Nous faisons l'hypothèse que la crise financière et économique mondiale résistera aux mesures actuellement mises en œuvre par les Etats ou par les institutions internationales. Il est même vraisemblable qu'elle s'aggravera. Elle est en effet, selon l'expression désormais obligée, “systémique” en ce sens qu'elle révèle le double vice des systèmes politiques actuels:

• Penser que le libéralisme et la concurrence peuvent apporter les meilleures solutions possibles aux problèmes de l'avenir du monde, alors que les régulations publiques n'apportent que des maux.

• Penser que la croissance des consommations publiques et privées peut se poursuivre indéfiniment, alors que les ressources sont limitées et que les déchets s'accumulent.

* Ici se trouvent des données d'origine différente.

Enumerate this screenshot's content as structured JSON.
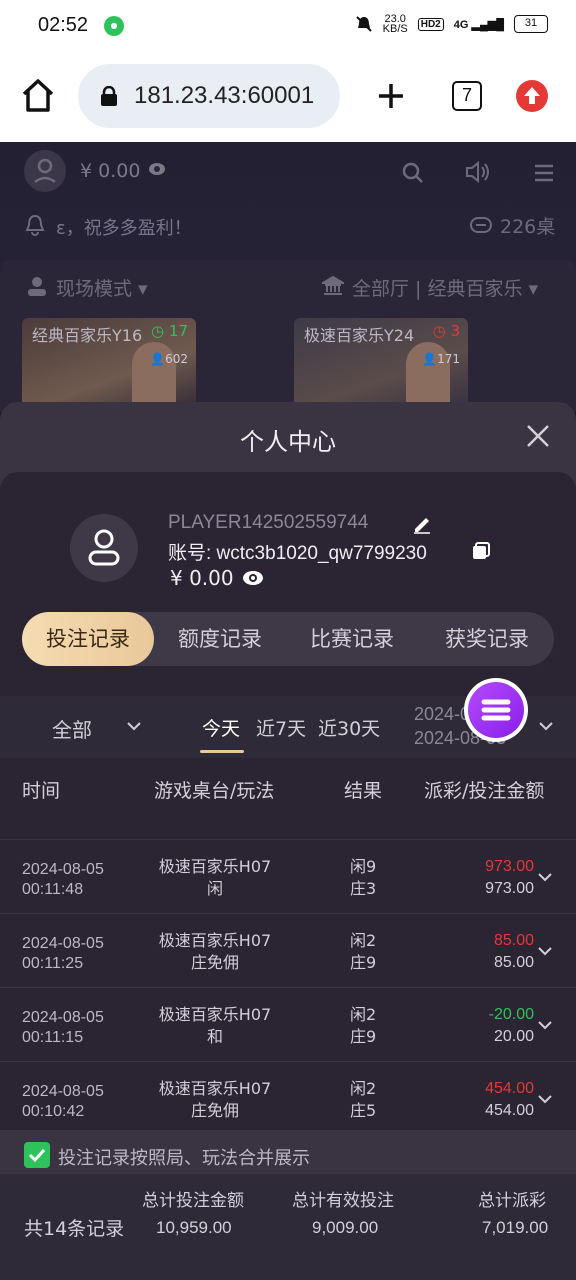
{
  "status_bar": {
    "time": "02:52",
    "net_speed": "23.0",
    "net_unit": "KB/S",
    "hd": "HD2",
    "signal": "4G",
    "battery": "31"
  },
  "browser": {
    "url": "181.23.43:60001",
    "tab_count": "7"
  },
  "background": {
    "balance": "¥ 0.00",
    "notice": "ε，祝多多盈利！",
    "tables": "226桌",
    "mode": "现场模式",
    "hall": "全部厅 | 经典百家乐",
    "games": [
      {
        "name": "经典百家乐Y16",
        "count": "17",
        "users": "602",
        "count_color": "#2fc25b"
      },
      {
        "name": "极速百家乐Y24",
        "count": "3",
        "users": "171",
        "count_color": "#e53935"
      }
    ]
  },
  "sheet": {
    "title": "个人中心",
    "player": "PLAYER142502559744",
    "account": "账号: wctc3b1020_qw7799230",
    "balance": "¥ 0.00",
    "tabs": [
      "投注记录",
      "额度记录",
      "比赛记录",
      "获奖记录"
    ],
    "filter": {
      "all": "全部",
      "periods": [
        "今天",
        "近7天",
        "近30天"
      ],
      "date_from": "2024-08-05",
      "date_to": "2024-08-05"
    },
    "headers": [
      "时间",
      "游戏桌台/玩法",
      "结果",
      "派彩/投注金额"
    ],
    "rows": [
      {
        "date": "2024-08-05",
        "time": "00:11:48",
        "game": "极速百家乐H07",
        "play": "闲",
        "r1": "闲9",
        "r2": "庄3",
        "payout": "973.00",
        "bet": "973.00",
        "color": "#e53935"
      },
      {
        "date": "2024-08-05",
        "time": "00:11:25",
        "game": "极速百家乐H07",
        "play": "庄免佣",
        "r1": "闲2",
        "r2": "庄9",
        "payout": "85.00",
        "bet": "85.00",
        "color": "#e53935"
      },
      {
        "date": "2024-08-05",
        "time": "00:11:15",
        "game": "极速百家乐H07",
        "play": "和",
        "r1": "闲2",
        "r2": "庄9",
        "payout": "-20.00",
        "bet": "20.00",
        "color": "#2fc25b"
      },
      {
        "date": "2024-08-05",
        "time": "00:10:42",
        "game": "极速百家乐H07",
        "play": "庄免佣",
        "r1": "闲2",
        "r2": "庄5",
        "payout": "454.00",
        "bet": "454.00",
        "color": "#e53935"
      }
    ],
    "merge_label": "投注记录按照局、玩法合并展示",
    "summary": {
      "count": "共14条记录",
      "labels": [
        "总计投注金额",
        "总计有效投注",
        "总计派彩"
      ],
      "values": [
        "10,959.00",
        "9,009.00",
        "7,019.00"
      ]
    }
  }
}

Nous estimons qu'il est bon, dans une large mesure et malgré les dégâts, que cette crise résiste aux mesures actuellement décidées pour la combattre, car elle obligera les Etats à s'attaquer aux deux causes majeures de la crise, résumées ci-dessus: libéralisme et croissance des consommations.

L'Europe peut et doit proposer au reste du monde des politiques s'en prenant directement à ces deux causes de la crise. Pendant tout le 20e siècle elle a expérimenté concrètement, face à la rareté, des politiques de régulation publique et de restriction des consommations. Ces politiques n'ont pas laissé de bons souvenirs dans les esprits. Mais avec le recul, on s'aperçoit qu'avec quelques adaptations, elles pourraient aujourd'hui offrir de bonnes solutions à la crise mondiale.

Les grands pays européens, Grande Bretagne, France et Allemagne, notamment, ont gardé des traditions d'interventionnisme public certes différentes, mais qui pourraient fournir un arsenal de mesures à la hauteur des enjeux actuels.

Les partis de gouvernement, dans ces pays comme dans les autres pays européens, parmi lesquels il faut nécessairement comprendre la Russie, devraient donc s'entendre au plus vite sur un programme minimum d'interventions dont l'Union européenne se ferait le champion, en son sein comme dans le reste du monde.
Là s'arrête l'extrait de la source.